Mais dans les zones nouvellement conquises, ils ont déjà été accusés de nombreuses atrocités : meurtres de civils, décapitations, enlèvements d’adolescentes pour les marier de force, entre autres. Le secrétaire général de l’ONU Antonio Guterres, « particulièrement préoccupé par l’avenir des femmes et des filles, dont les droits durement acquis doivent être protégés », a appelé toutes les parties au conflit à « la plus grande retenue ».

L’armée française se mobilise, Macron parlera à 20h

La France a annoncé dimanche le déploiement de renforts militaires aux Emirats arabes unis pour faciliter l’évacuation de ses ressortissants, dont la sécurité est une « priorité absolue » pour l’Elysée. Emmanuel Macron s’exprimera lundi à 20h. Le chef de l’Etat doit auparavant présider un Conseil de défense en visioconférence à midi.

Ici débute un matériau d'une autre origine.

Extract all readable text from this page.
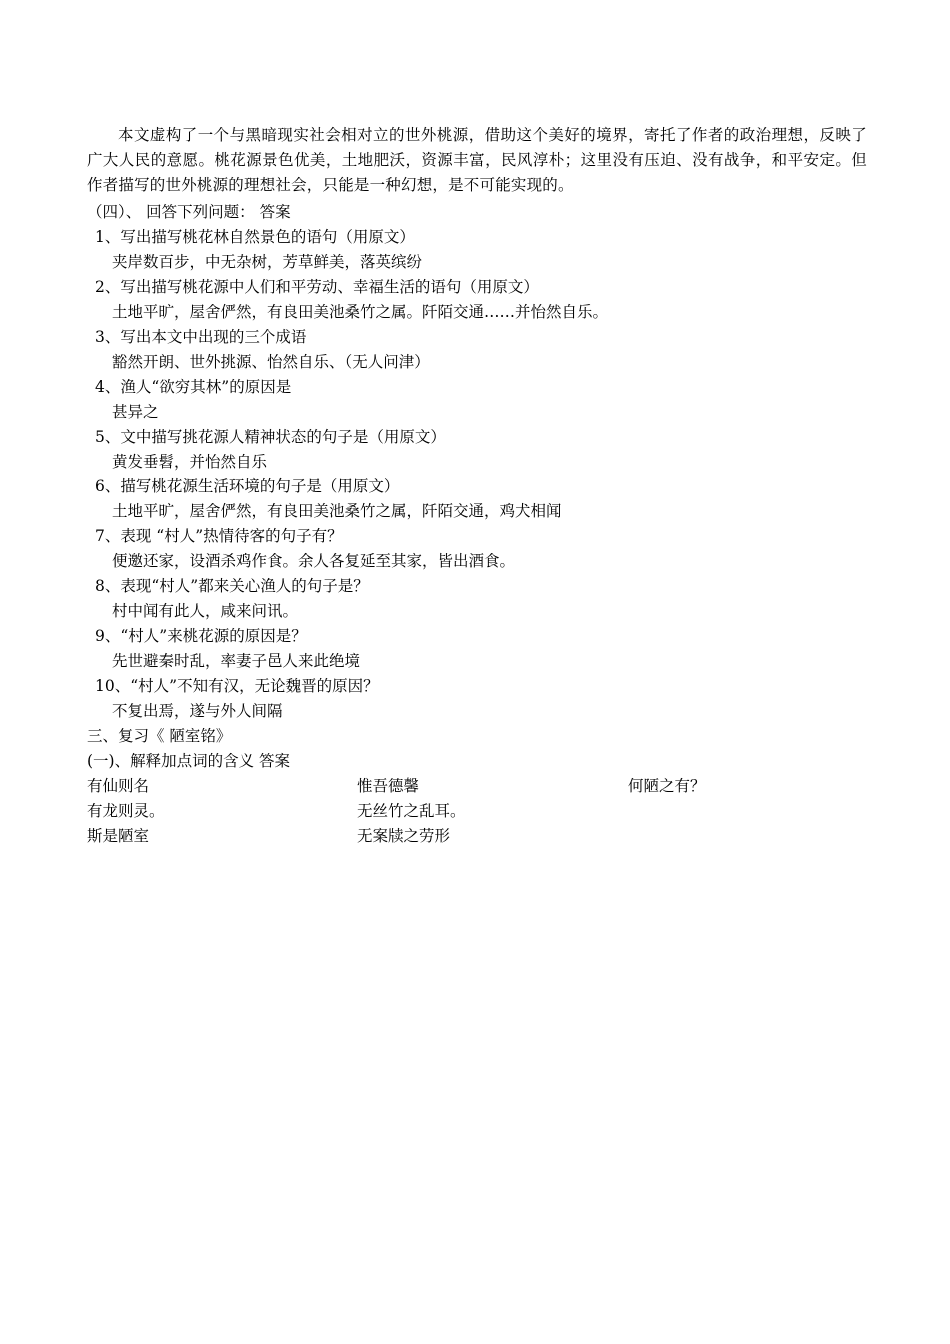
本文虚构了一个与黑暗现实社会相对立的世外桃源，借助这个美好的境界，寄托了作者的政治理想，反映了广大人民的意愿。桃花源景色优美，土地肥沃，资源丰富，民风淳朴；这里没有压迫、没有战争，和平安定。但作者描写的世外桃源的理想社会，只能是一种幻想，是不可能实现的。

（四）、 回答下列问题： 答案
1、写出描写桃花林自然景色的语句（用原文）
夹岸数百步，中无杂树，芳草鲜美，落英缤纷
2、写出描写桃花源中人们和平劳动、幸福生活的语句（用原文）
土地平旷，屋舍俨然，有良田美池桑竹之属。阡陌交通……并怡然自乐。
3、写出本文中出现的三个成语
豁然开朗、世外挑源、怡然自乐、（无人问津）
4、渔人“欲穷其林”的原因是
甚异之
5、文中描写挑花源人精神状态的句子是（用原文）
黄发垂髫，并怡然自乐
6、描写桃花源生活环境的句子是（用原文）
土地平旷，屋舍俨然，有良田美池桑竹之属，阡陌交通，鸡犬相闻
7、表现 “村人”热情待客的句子有？
便邀还家，设酒杀鸡作食。余人各复延至其家，皆出酒食。
8、表现“村人”都来关心渔人的句子是？
村中闻有此人，咸来问讯。
9、“村人”来桃花源的原因是？
先世避秦时乱，率妻子邑人来此绝境
10、“村人”不知有汉，无论魏晋的原因？
不复出焉，遂与外人间隔
三、复习《 陋室铭》
(一)、解释加点词的含义 答案
有仙则名	惟吾德馨	何陋之有？
有龙则灵。	无丝竹之乱耳。
斯是陋室	无案牍之劳形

La première rotation aérienne d’évacuation de Kaboul organisée par l’armée française entre sa base aux Emirats et la capitale afghane tombée aux mains des talibans est prévue d’ici « la fin de ce lundi », a par ailleurs déclaré la ministre française des Armées Florence Parly.

« Nous planifions de faire la première rotation d’ici la fin de ce lundi », a déclaré la ministre sur la radio France Info, précisant qu’il y avait « plusieurs dizaines » de Français à évacuer, ainsi que des « personnes qui sont sous notre protection ». « Nous avons organisé sur la base dont nous disposons aux Emirats arabes unis les conditions d’accueil des premiers évacués, qu’il s’agisse de ressortissants français qui seraient encore à Kaboul, mais qu’il s’agisse aussi des personnes qui sont nous notre protection et que nous allons évacuer », a-t-elle poursuivi. La base française aux Emirats « va servir de hub militaire pour assurer des norias entre Abou Dhabi et Kaboul et ensuite le rapatriement jusqu’en France », a-t-elle expliqué.

Parmi les dizaines de français à évacuer figurent notamment le personnel diplomatique, a déclaré la ministre. La priorité française est d' »évacuer ses ressortissants, évacuer les personnels (afghans, ndlr) qui ont rendu d’éminents services à notre pays en nous aidant au quotidien, et par ailleurs faire le maximum pour mettre en protection des personnalités qui ont défendu les droits, les Droits de l’Homme, des journalistes, des artistes, tous ceux qui sont engagés pour ces valeurs que nous continuons de défendre partout dans le monde », a-t-elle dit.

Cette opération militaire d’évacuation, baptisée Apagan, mobilise notamment deux avions de transport de l’Armée de l’Air, un C130 et un A400M, qui ont décollé dimanche soir et lundi matin de France pour les Emirats.